With course allocations on hold, Sam Sims looks at the value of subject knowledge enhacement courses and how they might be used to respond to a changing labour market
Many countries require secondary school teachers to have a degree in the subject they teach. In England, government used to insist that secondary teachers had subject knowledge “equivalent to degree level”. In 2008, even that requirement was dropped from the Teachers’ Standards – replaced with a rather harder-to-verify commitment that teachers should be ‘confident’ in their subject knowledge.
At the same time however, the government made an important change to the way initial teacher training operates in England: the introduction of the subject knowledge enhancement (SKE) course. These are designed to top up trainees’ subject knowledge, can be taken prior to or alongside initial teacher training, and can last anywhere between a fortnight and nine months.
Motivations for SKEing vary widely: some trainees have degrees in subjects not taught in secondaries, but could teach a closely related subject if they brush up on the content; others are looking to train in a shortage subject (e.g. maths) that they have only studied to A level; some, for example, are biologists who want to teach science but haven’t studied physics since they were 16; and others are career changers looking to refresh their subject knowledge having spent time away from education.
Since their introduction, SKEs have grown dramatically. My analysis of data obtained through freedom of information request by Mark Crowley shows that, in 2019, the equivalent of one third of all new chemistry trainees and one half of all maths and physics trainees had taken a SKE in the prior academic year.
A recalibration of the policy seems sensible
There has never been a rigorous impact evaluation of SKEs. However, interesting small-scale research by Rebecca Warburton found that – among those starting maths initial teacher training – SKEers had levels of mathematical knowledge for teaching not far off those who went straight into initial teacher training.
SKEs also play an important complementary role alongside training bursaries. Between them, bursary payments and SKEs ensure graduates are both willing and able to train in shortage subjects.
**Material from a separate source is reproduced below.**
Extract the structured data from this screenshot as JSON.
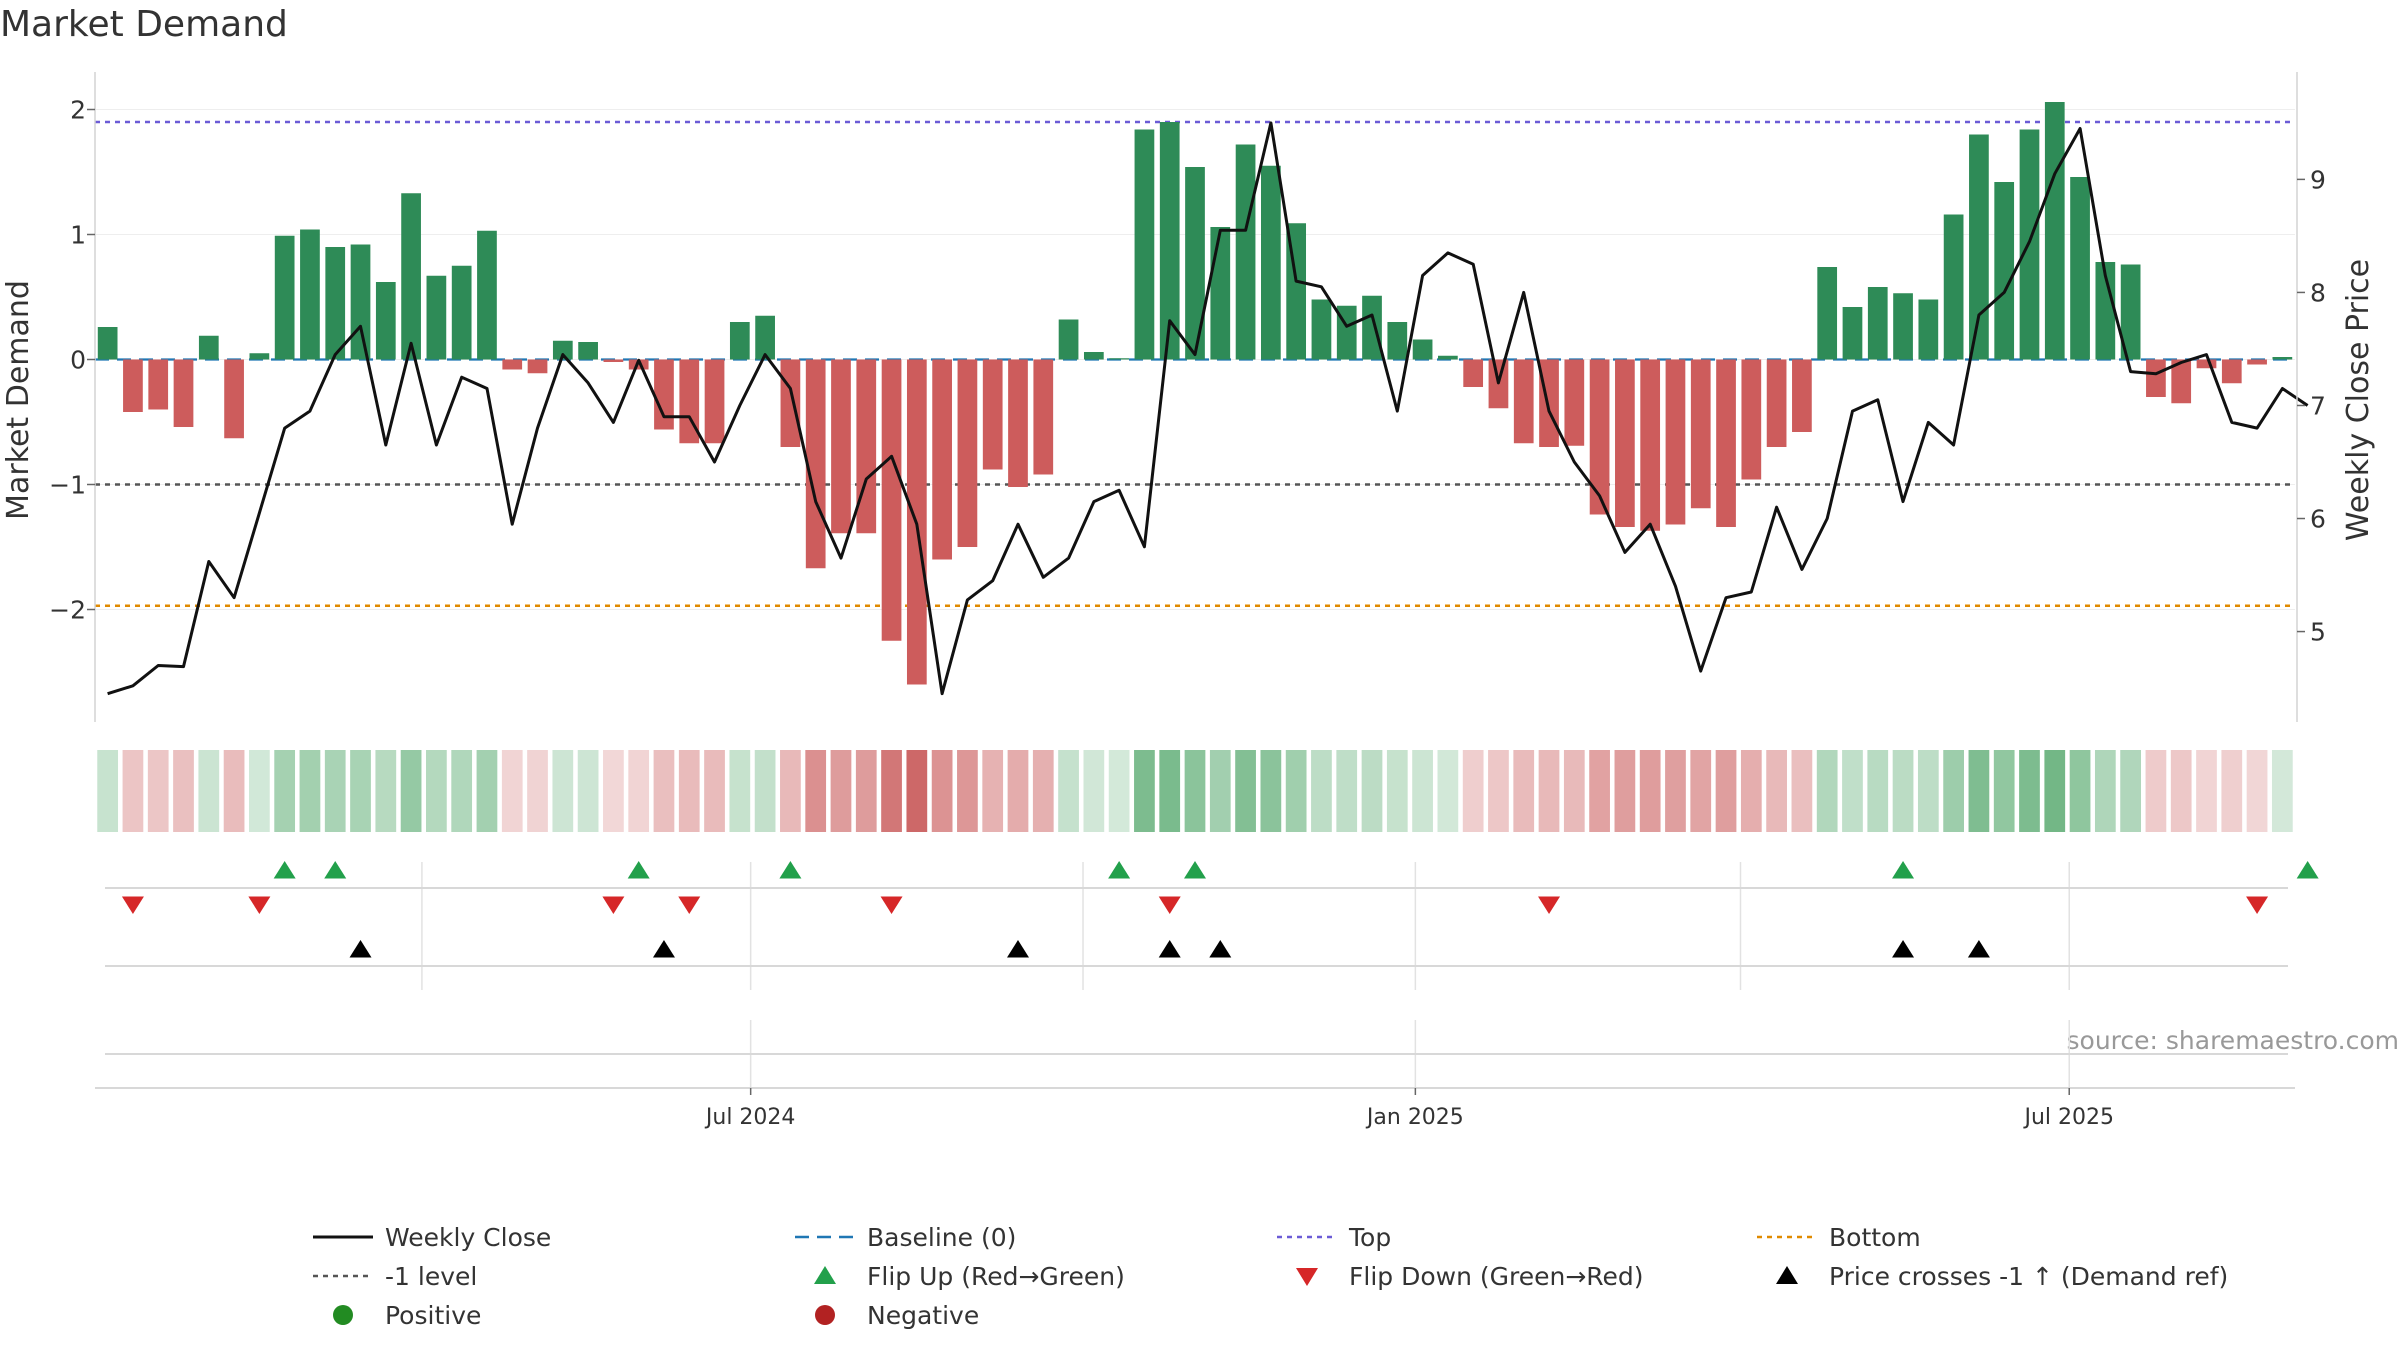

SKEs have thus become an important part of the architecture of initial teacher training.
Given the scale of investment in SKEs, we might forgive the government for watering down the Teachers’ Standards back in 2008. Except this year, SKEs have been frozen. Course allocations are usually made in early October but providers have recently been told not to admit anyone until further notice.
Government has ploughed to a halt on SKEs for two reasons. First, the COVID-induced recession has prompted an influx of graduates into teacher training. Applications are up 16 per cent year on year. Second, the government is conducting a spending review. Can the Department for Education justify the amount it currently spends on SKEing, given recent developments?
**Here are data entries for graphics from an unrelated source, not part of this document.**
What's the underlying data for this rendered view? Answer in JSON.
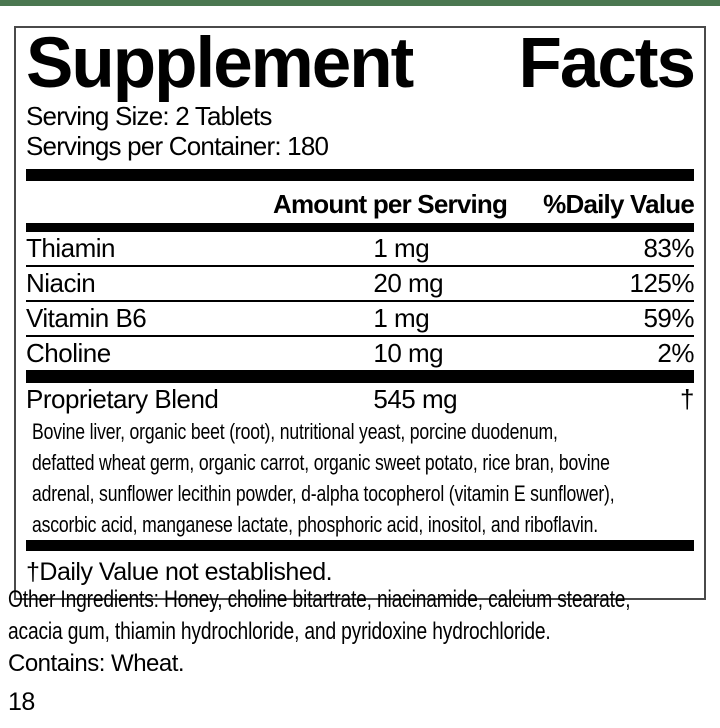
{
  "colors": {
    "accent_green": "#4b7750",
    "panel_border": "#4a4a4a",
    "divider": "#000000",
    "text": "#000000",
    "background": "#ffffff"
  },
  "panel": {
    "title_left": "Supplement",
    "title_right": "Facts",
    "serving_size": "Serving Size: 2 Tablets",
    "servings_per_container": "Servings per Container: 180",
    "columns": {
      "amount_per_serving": "Amount per Serving",
      "daily_value": "%Daily Value"
    },
    "nutrients": [
      {
        "name": "Thiamin",
        "amount": "1 mg",
        "daily_value": "83%"
      },
      {
        "name": "Niacin",
        "amount": "20 mg",
        "daily_value": "125%"
      },
      {
        "name": "Vitamin B6",
        "amount": "1 mg",
        "daily_value": "59%"
      },
      {
        "name": "Choline",
        "amount": "10 mg",
        "daily_value": "2%"
      }
    ],
    "proprietary_blend": {
      "name": "Proprietary Blend",
      "amount": "545 mg",
      "daily_value": "†",
      "description_lines": [
        "Bovine liver, organic beet (root), nutritional yeast, porcine duodenum,",
        "defatted wheat germ, organic carrot, organic sweet potato, rice bran, bovine",
        "adrenal, sunflower lecithin powder, d-alpha tocopherol (vitamin E sunflower),",
        "ascorbic acid, manganese lactate, phosphoric acid, inositol, and riboflavin."
      ]
    },
    "footnote": "†Daily Value not established."
  },
  "footer": {
    "other_ingredients_lines": [
      "Other Ingredients: Honey, choline bitartrate, niacinamide, calcium stearate,",
      "acacia gum, thiamin hydrochloride, and pyridoxine hydrochloride."
    ],
    "contains": "Contains: Wheat.",
    "page_number": "18"
  }
}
A recalibration of the policy seems sensible. So, what should SKEs look like in future?
The answer will look very different by subject. All arts and humanities subjects are now oversubscribed and the proportion of applicants with relevant degrees tends to be relatively high in these subjects anyway. Shortages of modern foreign language teachers are also set to reduce dramatically, particularly if we account for likely increases in retention. The money spent on SKEs in these subjects might be better spent elsewhere.
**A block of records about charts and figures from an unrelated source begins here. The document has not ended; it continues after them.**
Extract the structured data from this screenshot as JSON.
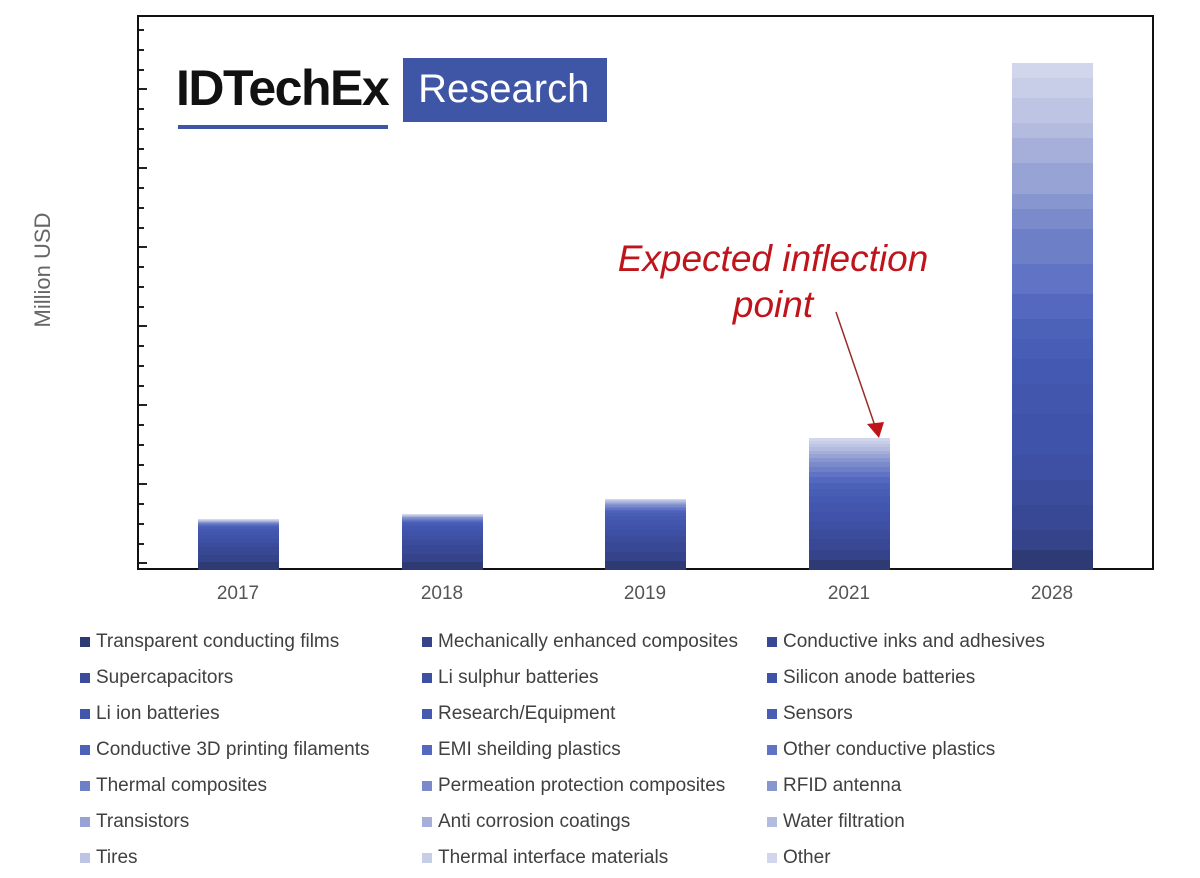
{
  "logo": {
    "brand": "IDTechEx",
    "badge": "Research",
    "brand_color": "#3f56a6"
  },
  "annotation": {
    "line1": "Expected inflection",
    "line2": "point",
    "color": "#c0141b"
  },
  "chart_data": {
    "type": "bar",
    "stacked": true,
    "title": "",
    "xlabel": "",
    "ylabel": "Million USD",
    "categories": [
      "2017",
      "2018",
      "2019",
      "2021",
      "2028"
    ],
    "totals_relative": [
      10,
      11,
      14,
      26,
      100
    ],
    "ylim": [
      0,
      110
    ],
    "y_tick_labels_visible": false,
    "grid": false,
    "legend_position": "bottom",
    "annotations": [
      {
        "text": "Expected inflection point",
        "target": "2021",
        "color": "#c0141b",
        "arrow": true
      }
    ],
    "series": [
      {
        "name": "Transparent conducting films",
        "color": "#2d3a73",
        "values": [
          1.5,
          1.6,
          1.8,
          2.0,
          4.0
        ]
      },
      {
        "name": "Mechanically enhanced composites",
        "color": "#34438a",
        "values": [
          1.5,
          1.6,
          1.8,
          2.0,
          4.0
        ]
      },
      {
        "name": "Conductive inks and adhesives",
        "color": "#384895",
        "values": [
          1.5,
          1.6,
          1.8,
          2.0,
          5.0
        ]
      },
      {
        "name": "Supercapacitors",
        "color": "#3b4c9c",
        "values": [
          0.9,
          1.0,
          1.2,
          1.8,
          5.0
        ]
      },
      {
        "name": "Li sulphur batteries",
        "color": "#3e50a3",
        "values": [
          0.8,
          0.9,
          1.1,
          1.8,
          5.0
        ]
      },
      {
        "name": "Silicon anode batteries",
        "color": "#4053aa",
        "values": [
          0.8,
          0.9,
          1.1,
          1.8,
          8.0
        ]
      },
      {
        "name": "Li ion batteries",
        "color": "#4256ae",
        "values": [
          0.7,
          0.8,
          1.0,
          1.6,
          6.0
        ]
      },
      {
        "name": "Research/Equipment",
        "color": "#4459b2",
        "values": [
          0.5,
          0.5,
          0.7,
          1.4,
          5.0
        ]
      },
      {
        "name": "Sensors",
        "color": "#485db5",
        "values": [
          0.3,
          0.3,
          0.5,
          1.4,
          4.0
        ]
      },
      {
        "name": "Conductive 3D printing filaments",
        "color": "#4c62b9",
        "values": [
          0.2,
          0.2,
          0.4,
          1.2,
          4.0
        ]
      },
      {
        "name": "EMI sheilding plastics",
        "color": "#5468bf",
        "values": [
          0.2,
          0.2,
          0.3,
          1.1,
          5.0
        ]
      },
      {
        "name": "Other conductive plastics",
        "color": "#6073c4",
        "values": [
          0.2,
          0.2,
          0.3,
          1.0,
          6.0
        ]
      },
      {
        "name": "Thermal composites",
        "color": "#6d7fc7",
        "values": [
          0.2,
          0.2,
          0.3,
          1.0,
          7.0
        ]
      },
      {
        "name": "Permeation protection composites",
        "color": "#7a8acb",
        "values": [
          0.1,
          0.2,
          0.3,
          0.9,
          4.0
        ]
      },
      {
        "name": "RFID antenna",
        "color": "#8896cf",
        "values": [
          0.1,
          0.1,
          0.2,
          0.8,
          3.0
        ]
      },
      {
        "name": "Transistors",
        "color": "#97a3d4",
        "values": [
          0.1,
          0.1,
          0.2,
          0.8,
          6.0
        ]
      },
      {
        "name": "Anti corrosion coatings",
        "color": "#a5afd9",
        "values": [
          0.1,
          0.1,
          0.2,
          0.7,
          5.0
        ]
      },
      {
        "name": "Water filtration",
        "color": "#b3bbdf",
        "values": [
          0.1,
          0.1,
          0.2,
          0.7,
          3.0
        ]
      },
      {
        "name": "Tires",
        "color": "#bec5e4",
        "values": [
          0.1,
          0.1,
          0.2,
          0.6,
          5.0
        ]
      },
      {
        "name": "Thermal interface materials",
        "color": "#c8cde8",
        "values": [
          0.1,
          0.1,
          0.1,
          0.6,
          4.0
        ]
      },
      {
        "name": "Other",
        "color": "#d2d6ec",
        "values": [
          0.1,
          0.1,
          0.1,
          0.5,
          3.0
        ]
      }
    ]
  }
}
Maths has also seen applicants close to the target for initial teacher training this year. However, maths is an outlier in that every secondary school pupil studies the subject but very few study it at university. The pool in which trainees are recruited is thus relatively small. Despite the reduction in shortages, maths SKEs should therefore continue in order to support the subject knowledge of those who have not studied the subject beyond A level.
Physics is another outlier. Despite the general influx of graduates, applicants to initial teacher training in physics has remained almost unchanged this year – hovering below 50 per cent of the target. Even a pandemic-induced collapse in employment hasn’t solved the shortage.
If the government is serious about recruiting enough graduates who can confidently teach physics, now might be the time to increase the number of physics SKEs, even as it reduces them for other subjects.
One thing is certain: providers need certainty about allocations, and they need it sooner rather than later. In theory, the use of SKEs allows initial teacher training to be more responsive to the teacher labour market – but that only works if government makes timely decisions.